The film’s production design is one of the highlights, ably captured by the deft cinematography. The long and top shots of the vast construction sites promise development but also an impending sense of doom. The dingy alleys and cramped matchbox houses of mushrooming lower-middle-class settlements have been recreated so perfectly that you can almost smell the stench from the open drains and hear the ceiling fans whirring in the apartment above. The film’s sound design is another winner, with snatches of radio shows, TV soaps and kitschy potboilers running in the background.

 

It is always satisfying to watch an ensemble cast perform so well. Not one actor was askew, delivering the kind of wholesome punch the film needed. Ranvir Shorey delivers his career’s best performance as the foul-tempered Vikram, oscillating between maniacal anger and spurts of calculative strategy-building. But you realize his acting prowess in the scenes with his daughter and his wife (also when she serves him the divorce papers) when the hardened carjacker allows you see the longing and pain that hides beneath the surface. Forever struggling in this industry, Shorey is one of India’s acting gems today and I wish the man was given his due. Amit Sial shines as Bawla, in a wonderfully understated delivery. He peppers his performance with nuanced details which make his character both pathetic and lovable.

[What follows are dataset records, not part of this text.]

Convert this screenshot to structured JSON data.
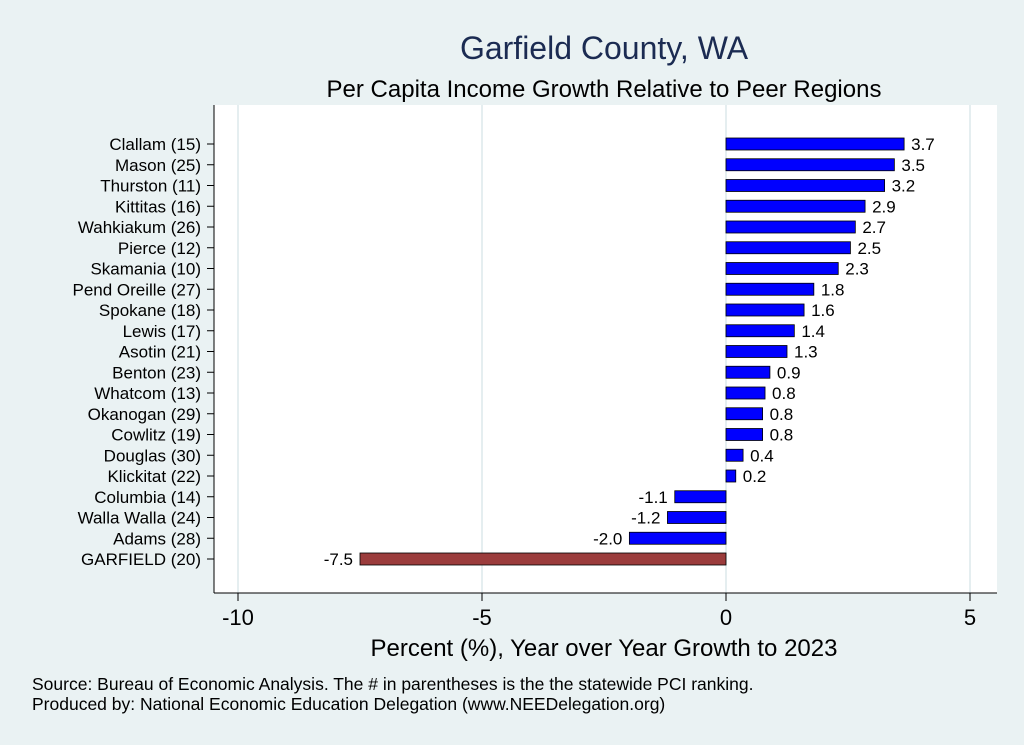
{
  "chart_data": {
    "type": "bar",
    "orientation": "horizontal",
    "title": "Garfield County, WA",
    "subtitle": "Per Capita Income Growth Relative to Peer Regions",
    "xlabel": "Percent (%), Year over Year Growth to 2023",
    "ylabel": "",
    "xlim": [
      -10,
      5
    ],
    "xticks": [
      -10,
      -5,
      0,
      5
    ],
    "grid": true,
    "categories": [
      "Clallam (15)",
      "Mason (25)",
      "Thurston (11)",
      "Kittitas (16)",
      "Wahkiakum (26)",
      "Pierce (12)",
      "Skamania (10)",
      "Pend Oreille (27)",
      "Spokane (18)",
      "Lewis (17)",
      "Asotin (21)",
      "Benton (23)",
      "Whatcom (13)",
      "Okanogan (29)",
      "Cowlitz (19)",
      "Douglas (30)",
      "Klickitat (22)",
      "Columbia (14)",
      "Walla Walla (24)",
      "Adams (28)",
      "GARFIELD (20)"
    ],
    "values": [
      3.65,
      3.45,
      3.25,
      2.85,
      2.65,
      2.55,
      2.3,
      1.8,
      1.6,
      1.4,
      1.25,
      0.9,
      0.8,
      0.75,
      0.75,
      0.35,
      0.2,
      -1.05,
      -1.2,
      -1.98,
      -7.5
    ],
    "value_labels": [
      "3.7",
      "3.5",
      "3.2",
      "2.9",
      "2.7",
      "2.5",
      "2.3",
      "1.8",
      "1.6",
      "1.4",
      "1.3",
      "0.9",
      "0.8",
      "0.8",
      "0.8",
      "0.4",
      "0.2",
      "-1.1",
      "-1.2",
      "-2.0",
      "-7.5"
    ],
    "highlight_category": "GARFIELD (20)",
    "colors": {
      "bar": "#0000ff",
      "highlight": "#9b3c3c",
      "bar_edge": "#000000",
      "title": "#1b2b52",
      "background": "#eaf2f3",
      "plot_background": "#ffffff",
      "grid": "#e5eef0"
    }
  },
  "footer": {
    "source": "Source: Bureau of Economic Analysis. The # in parentheses is the the statewide PCI ranking.",
    "producer": "Produced by: National Economic Education Delegation (www.NEEDelegation.org)"
  }
}
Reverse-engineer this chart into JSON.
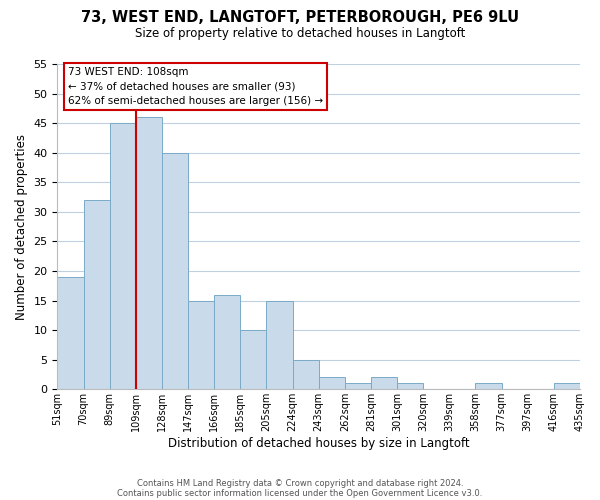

It is also heartening to see a gay character being treated as matter-of-factly as he should be, without caricaturizing him or playing along with stereotypes. Sial’s Bawla does not allow himself to be defined by his sexuality (even though he crumbles when he is left heartbroken) but by effectively playing his part in the family’s collective dream. And what a crackling debut for Shashank Arora and Shivani Raghuvanshi. Kudos to the casting team for getting actors with the right kind of physicality the roles demand. Both the actors dive into their roles with zero inhibition, delivering characters that are believable and relatable. While the two of them might not be conventionally good-looking, they are talents that need to be honed by our indie film-makers because the industry is thankfully changing and are ready for actors like these two.

 

Kanu Behl has a fresh, honest language of cinema. He differs from Anurag Kashyap’s obsession with quirk or Dibakar Banerjee’s (his mentor) stylised gritty. The reality is disgusting, and unlike any film-maker in the industry today, Behl wants to tell it like it is. He does not want to crack a joke to diffuse the moment. He wants to let it bog down upon you, suffocate you, disturb you. Gripping storytelling and a solid control on his craft, my money is on Behl.